SBP expected to lower interest rates on Monday as inflation stabilises
The State Bank of Pakistan (SBP) is anticipated to reduce its key interest rate once more during its upcoming policy meeting on Monday.
This will be the first meeting following the recent staff-level agreement with the International Monetary Fund (IMF) and the announcement of a new state budget, according to analysts.
Earlier this month, Pakistan and the IMF reached an agreement on a 37-month loan programme. The deal has introduced stringent measures, including increased taxes on agricultural incomes and higher electricity prices, which have sparked concerns among lower and middle-income citizens already struggling with inflation and the potential for increased taxes.

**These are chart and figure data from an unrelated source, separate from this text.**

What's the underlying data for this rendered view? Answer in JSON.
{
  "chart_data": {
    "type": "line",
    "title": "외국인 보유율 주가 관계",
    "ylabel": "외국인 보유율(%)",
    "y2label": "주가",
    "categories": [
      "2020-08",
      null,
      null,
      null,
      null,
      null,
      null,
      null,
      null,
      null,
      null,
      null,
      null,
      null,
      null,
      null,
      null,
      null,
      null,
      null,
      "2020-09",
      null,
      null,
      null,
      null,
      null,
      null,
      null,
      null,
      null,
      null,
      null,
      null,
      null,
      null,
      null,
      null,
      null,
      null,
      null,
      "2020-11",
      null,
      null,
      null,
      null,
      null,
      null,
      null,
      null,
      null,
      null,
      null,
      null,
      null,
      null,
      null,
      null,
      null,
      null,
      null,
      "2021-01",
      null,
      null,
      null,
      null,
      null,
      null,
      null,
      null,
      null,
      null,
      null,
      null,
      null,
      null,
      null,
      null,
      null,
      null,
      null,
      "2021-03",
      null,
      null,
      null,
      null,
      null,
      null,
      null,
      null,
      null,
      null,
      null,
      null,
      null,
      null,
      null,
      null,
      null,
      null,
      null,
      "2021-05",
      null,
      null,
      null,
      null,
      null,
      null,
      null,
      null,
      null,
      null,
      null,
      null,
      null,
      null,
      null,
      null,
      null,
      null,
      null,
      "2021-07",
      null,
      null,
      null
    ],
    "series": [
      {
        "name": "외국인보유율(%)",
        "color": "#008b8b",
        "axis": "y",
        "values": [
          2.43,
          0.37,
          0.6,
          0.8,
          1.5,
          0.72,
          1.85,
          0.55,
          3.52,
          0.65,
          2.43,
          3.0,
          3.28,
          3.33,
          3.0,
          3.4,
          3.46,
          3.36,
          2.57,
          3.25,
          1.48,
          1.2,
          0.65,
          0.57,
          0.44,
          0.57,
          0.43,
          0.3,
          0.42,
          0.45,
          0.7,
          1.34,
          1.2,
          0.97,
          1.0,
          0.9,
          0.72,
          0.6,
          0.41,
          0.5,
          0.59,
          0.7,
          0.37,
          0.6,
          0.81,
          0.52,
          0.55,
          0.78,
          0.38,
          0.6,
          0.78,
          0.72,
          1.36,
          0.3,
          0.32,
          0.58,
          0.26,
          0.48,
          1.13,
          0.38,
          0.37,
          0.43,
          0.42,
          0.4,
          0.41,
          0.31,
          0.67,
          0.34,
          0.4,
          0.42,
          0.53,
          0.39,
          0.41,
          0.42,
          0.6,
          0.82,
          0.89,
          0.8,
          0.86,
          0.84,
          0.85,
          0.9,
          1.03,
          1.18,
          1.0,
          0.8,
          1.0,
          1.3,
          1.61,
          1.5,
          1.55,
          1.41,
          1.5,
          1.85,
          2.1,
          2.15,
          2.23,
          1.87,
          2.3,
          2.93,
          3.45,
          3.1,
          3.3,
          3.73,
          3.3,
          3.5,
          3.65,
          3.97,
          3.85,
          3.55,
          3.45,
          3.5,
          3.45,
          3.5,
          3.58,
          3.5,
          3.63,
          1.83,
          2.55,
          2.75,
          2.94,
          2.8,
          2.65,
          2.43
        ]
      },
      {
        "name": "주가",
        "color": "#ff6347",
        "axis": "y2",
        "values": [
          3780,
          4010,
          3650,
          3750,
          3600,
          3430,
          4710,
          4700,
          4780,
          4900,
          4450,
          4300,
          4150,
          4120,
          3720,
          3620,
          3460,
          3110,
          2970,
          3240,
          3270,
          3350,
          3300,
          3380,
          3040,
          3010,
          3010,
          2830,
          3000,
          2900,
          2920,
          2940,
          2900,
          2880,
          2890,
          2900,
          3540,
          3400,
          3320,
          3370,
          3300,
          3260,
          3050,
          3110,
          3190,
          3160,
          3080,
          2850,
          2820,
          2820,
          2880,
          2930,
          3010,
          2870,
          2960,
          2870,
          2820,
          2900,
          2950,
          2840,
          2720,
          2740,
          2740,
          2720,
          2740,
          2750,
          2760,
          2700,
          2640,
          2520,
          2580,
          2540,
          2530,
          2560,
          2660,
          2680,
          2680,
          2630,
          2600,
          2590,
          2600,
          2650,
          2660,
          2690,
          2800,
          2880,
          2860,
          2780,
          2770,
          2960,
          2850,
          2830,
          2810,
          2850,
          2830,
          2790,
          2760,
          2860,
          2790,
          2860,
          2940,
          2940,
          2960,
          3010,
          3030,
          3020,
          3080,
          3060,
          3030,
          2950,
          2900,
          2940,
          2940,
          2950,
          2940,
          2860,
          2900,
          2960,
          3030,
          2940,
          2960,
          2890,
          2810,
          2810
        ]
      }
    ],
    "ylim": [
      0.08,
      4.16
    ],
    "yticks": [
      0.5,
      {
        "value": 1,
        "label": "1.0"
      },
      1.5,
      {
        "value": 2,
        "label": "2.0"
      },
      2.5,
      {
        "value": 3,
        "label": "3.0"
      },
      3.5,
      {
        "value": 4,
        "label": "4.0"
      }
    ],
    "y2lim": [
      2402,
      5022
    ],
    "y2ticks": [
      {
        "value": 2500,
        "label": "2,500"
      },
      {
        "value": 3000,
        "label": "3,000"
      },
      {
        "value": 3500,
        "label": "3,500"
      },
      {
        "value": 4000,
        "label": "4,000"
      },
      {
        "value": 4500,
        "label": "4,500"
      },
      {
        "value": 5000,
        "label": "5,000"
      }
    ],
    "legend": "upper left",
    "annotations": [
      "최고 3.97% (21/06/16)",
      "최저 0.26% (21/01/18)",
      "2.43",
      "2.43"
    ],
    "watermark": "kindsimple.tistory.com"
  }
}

In June, the SBP lowered its key interest rate by 150 basis points, reducing it from a historic high of 22 per cent. This marked the central bank’s first rate cut in nearly four years, aimed at stimulating economic growth amid a significant decrease in retail inflation. Inflation had dropped to 12.6 per cent in June, down from 38 per cent in May 2023.
Out of 14 analysts surveyed, only one predicted that the SBP would maintain the current rate of 20.5 per cent. The majority forecast a rate cut, with seven analysts expecting a reduction of 100 basis points, five anticipating a 150 basis points cut, and one predicting a 200 basis points decrease.
Mustafa Pasha, Chief Investment Officer at Lakson Investments, noted that the anticipated inflationary surge following the budget has not occurred. The central bank had previously cautioned about potential inflationary pressures from the budget, citing insufficient progress on structural reforms to expand the tax base.
To compensate, the government set a demanding tax revenue target of Rs13 trillion ($47 billion) for the current fiscal year, representing a nearly 40 per cent increase from the previous year, and aims to reduce the fiscal deficit to 5.9 per cent of GDP from 7.4 per cent in the previous year to secure essential IMF funding.
Pasha added that the clarity on the IMF programme, currency market stability, and steady foreign inflows into domestic debt and equities provide “ample comfort to the SBP to continue easing the policy rate in July and beyond.”